Joel on Software. Period. His latest article piquing my interest is “The Perils of JavaSchools.” The gist is that there is this conspiracy among Computer Science college professors to keep their jobs by turning out Java people instead of “real” computer programmers:

Instead what I’d like to claim is that Java is not, generally, a hard enough programming language that it can be used to discriminate between great programmers and mediocre programmers. It may be a fine language to work in, but that’s not today’s topic.
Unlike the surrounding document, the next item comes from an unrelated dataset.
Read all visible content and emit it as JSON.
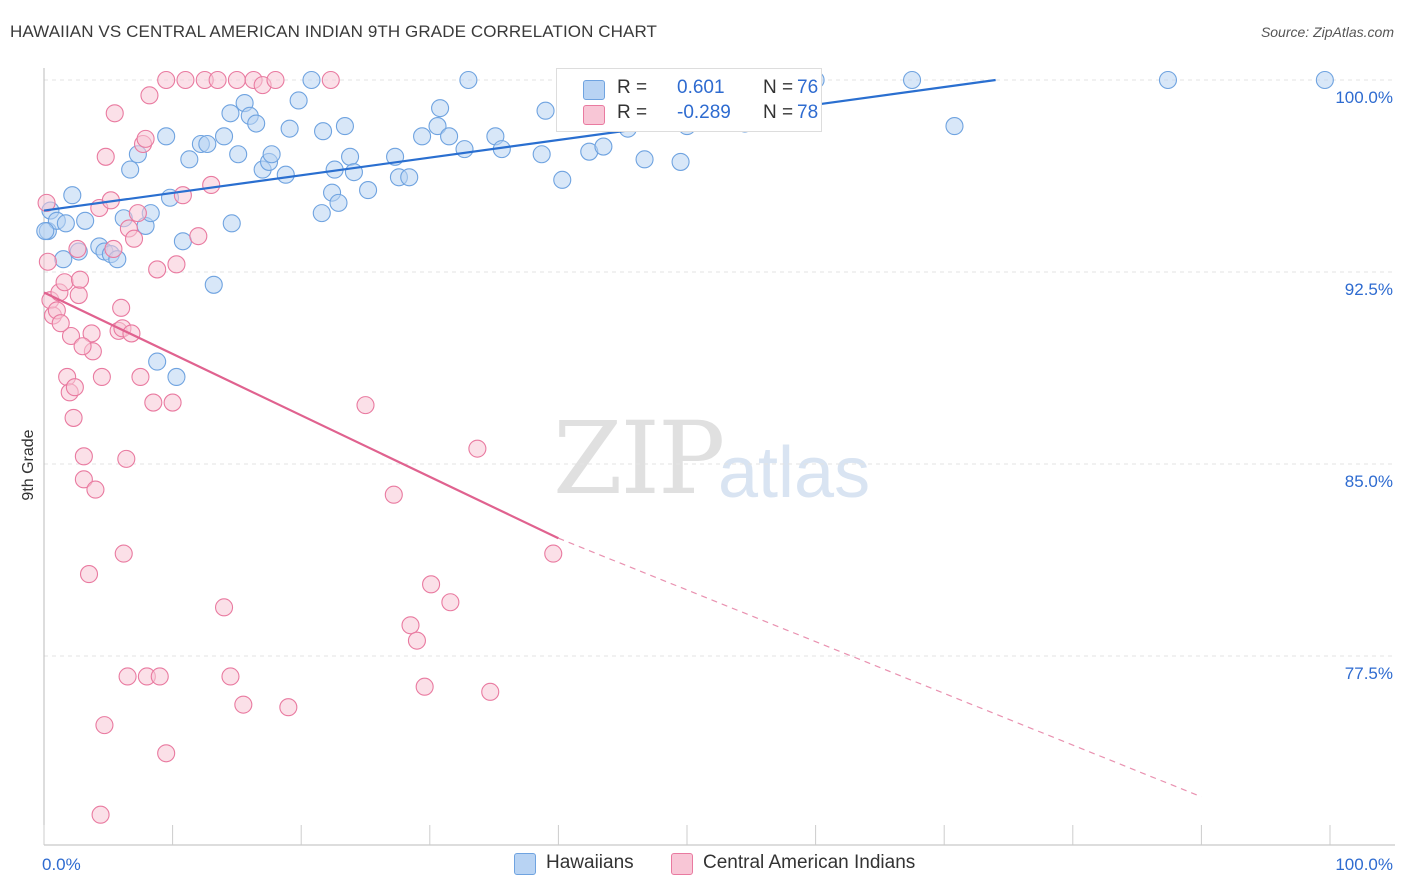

I would even go so far as to say that the fact that Java is not hard enough is a feature, not a bug, but it does have this one problem.

So Joel’s “real world” problem is that he has one intelligence test to use for prospective hires—and this intelligence test depends on the applicant’s knowledge of C/C++ pointers and recursion. Java-schooled applicants are unable to complete Joel’s test because they have no knowledge of pointers and their recursion stuff suffers as well.

Well, here in the rasx() context, it must be worse for us .NET programmers. The assumption here is that Java programmers are more academic than .NET programmers so we are bound to fail Joel’s intelligence test. From this distance and this level of ignorance of Joel’s problems, I question why he has only one intelligence test. Is not Joel creative and intelligent enough to develop another test for competency for viewing a problem “at several levels of abstraction simultaneously”? My answer is, ‘Yes, but Joel does not really care about solving his problem. He just wants me to know about his problem.’ Thanks, Joel.

So I wonder what intelligence test Rockford Lhotka has for prospective new hires. What would happen when Joel and Rocky “face off” and compare notes? Is there a Web 2.0 application out there that can solve this problem?